Un mois après le début de l’affaire des 34 employés licenciés par Rockstar, la polémique ne cesse de prendre de l’ampleur. Après la diffusion des premières preuves, qui penchent clairement en faveur des employés et du syndicat de l’IWGB, c’est au tour du parlement britannique avec plusieurs politiciens écossais de s’emparer de l’affaire. Devant le silence pesant de Rockstar, le parlement souhaite prendre des mesures.
GTA 6 : une développement dans le chaos le plus total ?

Rappel des faits :
- Fin octobre, Rockstar licencie 34 employés pour faute grave
- Début novembre, le syndicat de l’IWGB dénonce des licenciements abusifs
- Début novembre, Rockstar maintient sa version, confirme et assume les licenciements
- Début novembre, les 34 employés licenciés et l’IWGB appellent à des manifestations pour faire pression
- Mi-novembre, l’IWGB dépose plainte contre Rockstar
- Mi-novembre, une lettre ouverte de 200 employés de Rockstar demande à l’employeur la réintégration des personnes licenciées
- Mi-Novembre, de nombreuses manifestations sont organisées devant les locaux de Rockstar/Take Two à Londres, Paris et Édimbourg
- Mi-Novembre, les premiers messages Discord sont publiés. Des preuves qui penchent en faveur des licenciés et de l’IWGB.
- Fin-Novembre, le parlement britannique commence à se pencher sur l’affaire.
La situation commence clairement à devenir hors de contrôle autour de Rockstar et du développement de GTA 6. Si, jusqu’à maintenant, nous étions forcés de patienter pour voir comment les choses allaient évoluer, depuis quelques jours, nous sommes clairement dans une situation de crise. Les premiers messages Discord qui sont au centre de cette polémique ont été diffusés et ils prouvent qu’aucune faute grave n’a été réalisée par les employés licenciés.
La thèse du licenciement abusif semble donc se valider. Pourtant, Rockstar et Take Two continuent de rester silencieux. Si bien, que c’est le parlement britannique qui commence à s’impatienter. La semaine dernière, la députée d’Édimbourg Ouest, Christine Jardine, dénonçait les agissements de Rockstar. Cette dernière affirmait avoir envoyé une lettre à l’entreprise qui n’avait toujours pas répondu.
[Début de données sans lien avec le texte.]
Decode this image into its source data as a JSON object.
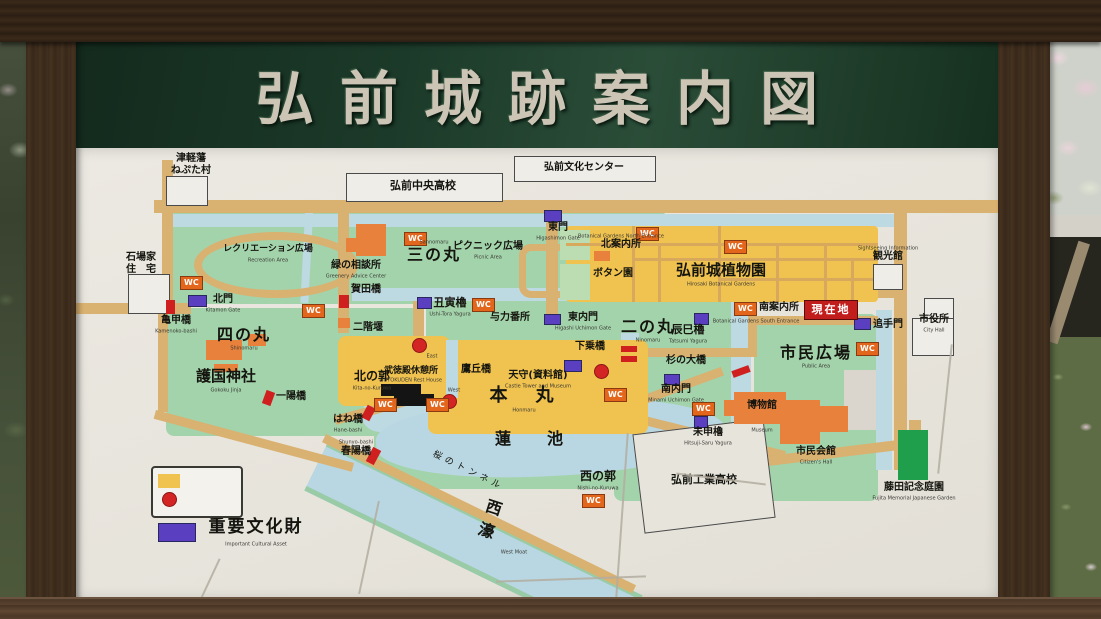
{
  "title": "弘前城跡案内図",
  "marker": {
    "wc": "WC"
  },
  "legend": {
    "pay_zone": {
      "label": "有料区域",
      "sub": "Pay zone"
    },
    "ticket_booth": {
      "label": "券売所",
      "sub": "Ticket Booth"
    },
    "cultural": {
      "label": "重要文化財",
      "sub": "Important Cultural Asset"
    }
  },
  "colors": {
    "pay_zone": "#f0c24f",
    "ticket": "#d42525",
    "cultural": "#5a3fc0",
    "road": "#d9b170",
    "park": "#a3d3ab",
    "moat": "#bdd9e2",
    "wc": "#e2661c",
    "you_are_here": "#c21d1d",
    "fujita_green": "#1f9e4b"
  },
  "places": {
    "neputa": {
      "label": "津軽藩\nねぷた村"
    },
    "chuo_hs": {
      "label": "弘前中央高校"
    },
    "bunka_center": {
      "label": "弘前文化センター"
    },
    "ishiba": {
      "label": "石場家\n住　宅"
    },
    "recreation": {
      "label": "レクリエーション広場",
      "sub": "Recreation Area"
    },
    "midori_sodanjo": {
      "label": "緑の相談所",
      "sub": "Greenery Advice Center"
    },
    "sannomaru": {
      "label": "三の丸",
      "sub": "Sannomaru"
    },
    "picnic": {
      "label": "ピクニック広場",
      "sub": "Picnic Area"
    },
    "kadabashi": {
      "label": "賀田橋"
    },
    "nikaizeki": {
      "label": "二階堰"
    },
    "kitamon": {
      "label": "北門",
      "sub": "Kitamon Gate"
    },
    "kamenokobashi": {
      "label": "亀甲橋",
      "sub": "Kamenoko-bashi"
    },
    "shinomaru": {
      "label": "四の丸",
      "sub": "Shinomaru"
    },
    "gokoku": {
      "label": "護国神社",
      "sub": "Gokoku Jinja"
    },
    "ichiyobashi": {
      "label": "一陽橋"
    },
    "ushitora": {
      "label": "丑寅櫓",
      "sub": "Ushi-Tora Yagura"
    },
    "yoriki": {
      "label": "与力番所"
    },
    "higashimon": {
      "label": "東門",
      "sub": "Higashimon Gate"
    },
    "higashi_uchimon": {
      "label": "東内門",
      "sub": "Higashi Uchimon Gate"
    },
    "ninomaru": {
      "label": "二の丸",
      "sub": "Ninomaru"
    },
    "tatsumi": {
      "label": "辰巳櫓",
      "sub": "Tatsumi Yagura"
    },
    "kita_annaijo": {
      "label": "北案内所",
      "sub": "Botanical Gardens North Entrance"
    },
    "botan_en": {
      "label": "ボタン園"
    },
    "botanical_garden": {
      "label": "弘前城植物園",
      "sub": "Hirosaki Botanical Gardens"
    },
    "minami_annaijo": {
      "label": "南案内所",
      "sub": "Botanical Gardens South Entrance"
    },
    "genzaichi": {
      "label": "現在地"
    },
    "otemon": {
      "label": "追手門"
    },
    "kankokan": {
      "label": "観光館",
      "sub": "Sightseeing Information"
    },
    "shiyakusho": {
      "label": "市役所",
      "sub": "City Hall"
    },
    "kita_no_kuruwa": {
      "label": "北の郭",
      "sub": "Kita-no-Kuruwa"
    },
    "butokuden": {
      "label": "武徳殿休憩所",
      "sub": "BUTOKUDEN Rest House"
    },
    "takaokabashi": {
      "label": "鷹丘橋"
    },
    "tenshu": {
      "label": "天守(資料館)",
      "sub": "Castle Tower and Museum"
    },
    "honmaru": {
      "label": "本　丸",
      "sub": "Honmaru"
    },
    "gejobashi": {
      "label": "下乗橋"
    },
    "east_booth": {
      "label": "East"
    },
    "west_booth": {
      "label": "West"
    },
    "sugi_no_ohashi": {
      "label": "杉の大橋"
    },
    "minami_uchimon": {
      "label": "南内門",
      "sub": "Minami Uchimon Gate"
    },
    "shimin_hiroba": {
      "label": "市民広場",
      "sub": "Public Area"
    },
    "hitsujisaru": {
      "label": "未申櫓",
      "sub": "Hitsuji-Saru Yagura"
    },
    "hakubutsukan": {
      "label": "博物館",
      "sub": "Museum"
    },
    "shimin_kaikan": {
      "label": "市民会館",
      "sub": "Citizen's Hall"
    },
    "hanebashi": {
      "label": "はね橋",
      "sub": "Hane-bashi"
    },
    "shunyobashi": {
      "label": "春陽橋",
      "sub": "Shunyo-bashi"
    },
    "hasuike": {
      "label": "蓮　池"
    },
    "sakura_tunnel": {
      "label": "桜のトンネル"
    },
    "nishi_no_kuruwa": {
      "label": "西の郭",
      "sub": "Nishi-no-Kuruwa"
    },
    "nishibori": {
      "label": "西\n濠",
      "sub": "West Moat"
    },
    "kogyo_hs": {
      "label": "弘前工業高校"
    },
    "fujita": {
      "label": "藤田記念庭園",
      "sub": "Fujita Memorial Japanese Garden"
    }
  }
}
En parallèle, le député et chef de la Chambre des communes, Alan Campbell, réagissait aux propos de Christine Jardine en reconnaissant l’importance de l’industrie du jeu vidéo pour le Royaume-Uni, ainsi que celle des droits au travail. Il a ensuite confirmé qu’il allait en discuter avec les ministres concernés afin qu’ils prennent des mesures pour la résoudre.
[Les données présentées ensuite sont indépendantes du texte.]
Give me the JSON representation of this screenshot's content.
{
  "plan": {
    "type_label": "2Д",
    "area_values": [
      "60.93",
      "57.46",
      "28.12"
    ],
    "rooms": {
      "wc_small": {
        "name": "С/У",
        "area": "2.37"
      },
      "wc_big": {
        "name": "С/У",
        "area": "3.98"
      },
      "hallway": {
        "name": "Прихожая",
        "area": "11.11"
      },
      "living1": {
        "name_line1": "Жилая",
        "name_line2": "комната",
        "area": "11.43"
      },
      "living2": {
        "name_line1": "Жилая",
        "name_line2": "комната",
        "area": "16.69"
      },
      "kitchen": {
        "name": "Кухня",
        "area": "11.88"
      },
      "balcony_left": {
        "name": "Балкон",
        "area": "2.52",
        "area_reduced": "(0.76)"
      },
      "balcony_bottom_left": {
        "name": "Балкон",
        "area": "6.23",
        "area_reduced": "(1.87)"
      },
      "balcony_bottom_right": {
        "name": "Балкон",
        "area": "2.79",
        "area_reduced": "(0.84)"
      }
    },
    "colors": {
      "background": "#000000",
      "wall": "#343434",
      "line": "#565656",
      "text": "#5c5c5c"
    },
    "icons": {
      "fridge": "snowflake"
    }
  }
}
Il y a quelques heures, le média Rockstar Mag’ a relayé les derniers faits autour de cette affaire. C’est désormais les politiciens du parlement écossais qui commencent à déposer des motions en faveur des employés et contre Rockstar. À commencer par Dan Heap, le conseiller du Parti vert écossais et membre du conseil municipal d’Édimbourg.
Ce dernier a déposé une première motion pour que la question des licenciements chez Rockstar soit débattue et que des mesures soient prises pour aider les personnes touchées. Cette motion comprend l’envoie d’un courrier à Rockstar, pour demander à l’entreprise de s’exprimer et se justifier. Puis, elle vise à encourager le conseil municipal d’Édimbourg à soutenir les employés licenciés, de leur apporter une aide financière et de les informer de leurs droits sociaux. Rappelons que parmi les employés licenciés, certains disposaient d’un VISA de travail et sont sur le point de se retrouver en situation illégale sur le territoire britannique, à quelques semaines de Noël.
Chris Law, le député du Parti national écossais (SNP) pour Dundee central, a également déposé une motion en faveur des employés licenciés la semaine dernière, suite aux propos de Christine Jardine et Alan Campbell.
Ces motions devraient être étudiées la semaine prochaine. Si, pour le moment, l’affaire ne dépasse pas le cadre du parlement écossais, elle pourrait bien prendre encore plus d’ampleur dans les prochains jours.